Во-вторых, обнаруженные различия свидетельствуют о том, что ряд показателей состояния волевой регуляции выше у мужчин, а ряд показателей – у женщин. В общем обнаруженные половые различия соответствуют особенностям традиционных гендерных моделей поведения: мужчины демонстрируют качества, связанные с реализацией намерения в действии (ориентация на действие, смелость, решительность, инициативность, энергичность, самостоятельность, уверенность, упорство, воля), а женщины – качества, связанные с организацией своей деятельности в соответствии с требованиями общества (ориентация на состояние, самоконтроль, ответственность, дисциплинированность, обязательность, терпение). Эти данные достаточно хорошо согласуются с работами Г. Хофстеде и его коллег, а также с результатами исследований половых различий волевой регуляции, выполненных на смешанных этнических выборках (Ильин, 2000; Hofstede, 2001).
Все вместе это позволяет высказать предположение, что обнаруженные половые различия обусловлены различиями в требованиях, предъявляемых к волевой регуляции мужчин и женщин в соответствии с традиционными гендерными ролями. Согласно представлениям Г. Хофстеде, эти различия более выражены в маскулинных культурах (Hofstede, 2001). В свою очередь, это подтверждает представления о воле как о высшей психической функции, которая развивается в соответствии с требованиями общества и, в частности, национальной культуры. В связи с этим мы можем рассматривать маскулинность культуры и связанные с ней особенности гендерной социализации как один из факторов формирования волевой регуляции.
Безусловно, нами были обнаружены и исключения из общей закономерности, что может быть обусловлено спецификой сравниваемых групп.

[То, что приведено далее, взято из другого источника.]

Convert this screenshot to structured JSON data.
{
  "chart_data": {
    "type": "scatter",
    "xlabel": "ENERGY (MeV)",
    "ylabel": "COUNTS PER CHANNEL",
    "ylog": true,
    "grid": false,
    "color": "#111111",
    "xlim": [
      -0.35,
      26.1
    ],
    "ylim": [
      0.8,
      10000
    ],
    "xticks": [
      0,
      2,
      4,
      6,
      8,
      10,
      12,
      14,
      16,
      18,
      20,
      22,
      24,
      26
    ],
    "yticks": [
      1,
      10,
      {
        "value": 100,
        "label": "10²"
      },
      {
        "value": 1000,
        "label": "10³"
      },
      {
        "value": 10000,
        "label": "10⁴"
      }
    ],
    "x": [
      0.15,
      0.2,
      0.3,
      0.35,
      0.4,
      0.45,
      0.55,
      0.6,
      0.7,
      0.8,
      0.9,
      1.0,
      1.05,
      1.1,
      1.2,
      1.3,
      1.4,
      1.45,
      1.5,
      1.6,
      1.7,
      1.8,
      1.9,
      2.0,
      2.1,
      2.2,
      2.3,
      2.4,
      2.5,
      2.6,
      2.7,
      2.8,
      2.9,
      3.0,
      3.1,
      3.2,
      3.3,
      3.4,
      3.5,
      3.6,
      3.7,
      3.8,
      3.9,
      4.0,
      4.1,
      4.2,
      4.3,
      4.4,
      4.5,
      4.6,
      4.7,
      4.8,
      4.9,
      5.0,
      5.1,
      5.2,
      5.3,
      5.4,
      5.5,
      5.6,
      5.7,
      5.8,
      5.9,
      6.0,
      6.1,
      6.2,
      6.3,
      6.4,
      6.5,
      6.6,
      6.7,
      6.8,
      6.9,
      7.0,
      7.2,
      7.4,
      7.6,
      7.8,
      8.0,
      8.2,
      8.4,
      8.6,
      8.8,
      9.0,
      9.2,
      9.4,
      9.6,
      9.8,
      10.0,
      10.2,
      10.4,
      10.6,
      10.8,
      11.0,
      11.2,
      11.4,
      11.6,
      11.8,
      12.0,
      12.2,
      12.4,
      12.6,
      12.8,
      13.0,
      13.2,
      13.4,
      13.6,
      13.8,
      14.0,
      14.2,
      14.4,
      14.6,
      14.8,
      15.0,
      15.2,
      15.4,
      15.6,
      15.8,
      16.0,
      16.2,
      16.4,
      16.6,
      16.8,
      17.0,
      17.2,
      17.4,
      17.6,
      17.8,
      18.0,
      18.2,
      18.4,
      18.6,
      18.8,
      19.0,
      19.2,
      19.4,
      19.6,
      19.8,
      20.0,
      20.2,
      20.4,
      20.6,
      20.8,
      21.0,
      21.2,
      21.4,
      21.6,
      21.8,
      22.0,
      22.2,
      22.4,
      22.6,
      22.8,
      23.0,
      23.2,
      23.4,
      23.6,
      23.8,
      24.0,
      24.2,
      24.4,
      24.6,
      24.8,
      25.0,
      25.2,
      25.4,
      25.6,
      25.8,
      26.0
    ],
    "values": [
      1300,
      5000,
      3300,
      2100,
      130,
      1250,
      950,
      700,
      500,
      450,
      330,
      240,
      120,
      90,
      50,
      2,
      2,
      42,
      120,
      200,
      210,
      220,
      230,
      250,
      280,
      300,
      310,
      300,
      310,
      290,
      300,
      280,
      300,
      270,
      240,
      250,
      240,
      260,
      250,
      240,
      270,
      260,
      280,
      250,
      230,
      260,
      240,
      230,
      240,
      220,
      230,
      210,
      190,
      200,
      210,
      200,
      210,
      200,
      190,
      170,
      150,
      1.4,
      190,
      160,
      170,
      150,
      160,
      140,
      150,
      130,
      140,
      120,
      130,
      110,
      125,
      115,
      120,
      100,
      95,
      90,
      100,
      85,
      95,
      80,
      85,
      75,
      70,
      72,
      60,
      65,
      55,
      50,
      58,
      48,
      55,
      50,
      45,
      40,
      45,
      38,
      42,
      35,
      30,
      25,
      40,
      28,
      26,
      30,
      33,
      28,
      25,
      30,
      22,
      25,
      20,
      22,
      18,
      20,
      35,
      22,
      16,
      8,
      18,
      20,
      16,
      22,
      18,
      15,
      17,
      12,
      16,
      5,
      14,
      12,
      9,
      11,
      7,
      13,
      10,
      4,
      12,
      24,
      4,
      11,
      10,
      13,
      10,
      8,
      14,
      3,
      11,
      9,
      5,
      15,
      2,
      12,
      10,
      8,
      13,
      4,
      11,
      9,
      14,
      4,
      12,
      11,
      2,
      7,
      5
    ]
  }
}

Выше уже обсуждался особый статус группы таджиков, который мог привести к росту показателей состояния волевой регуляции в целом, и у мужчин в особенности. Представители белорусов и марийцев немного старше представителей других групп, что может быть причиной большего числа половых различий в этих группах. Также следует признать, что в силу особенностей этнического состава населения РФ и бывшего СССР нам не удалось подобрать достаточно контрастные группы по показателю маскулинности. Тем не менее, можно было бы ожидать, что при сравнении более контрастных групп, например народов, населяющих скандинавские страны, и народов, населяющих Германию или Японию, обнаруженные нами закономерности были бы выражены еще сильнее (Hofstede, 2001).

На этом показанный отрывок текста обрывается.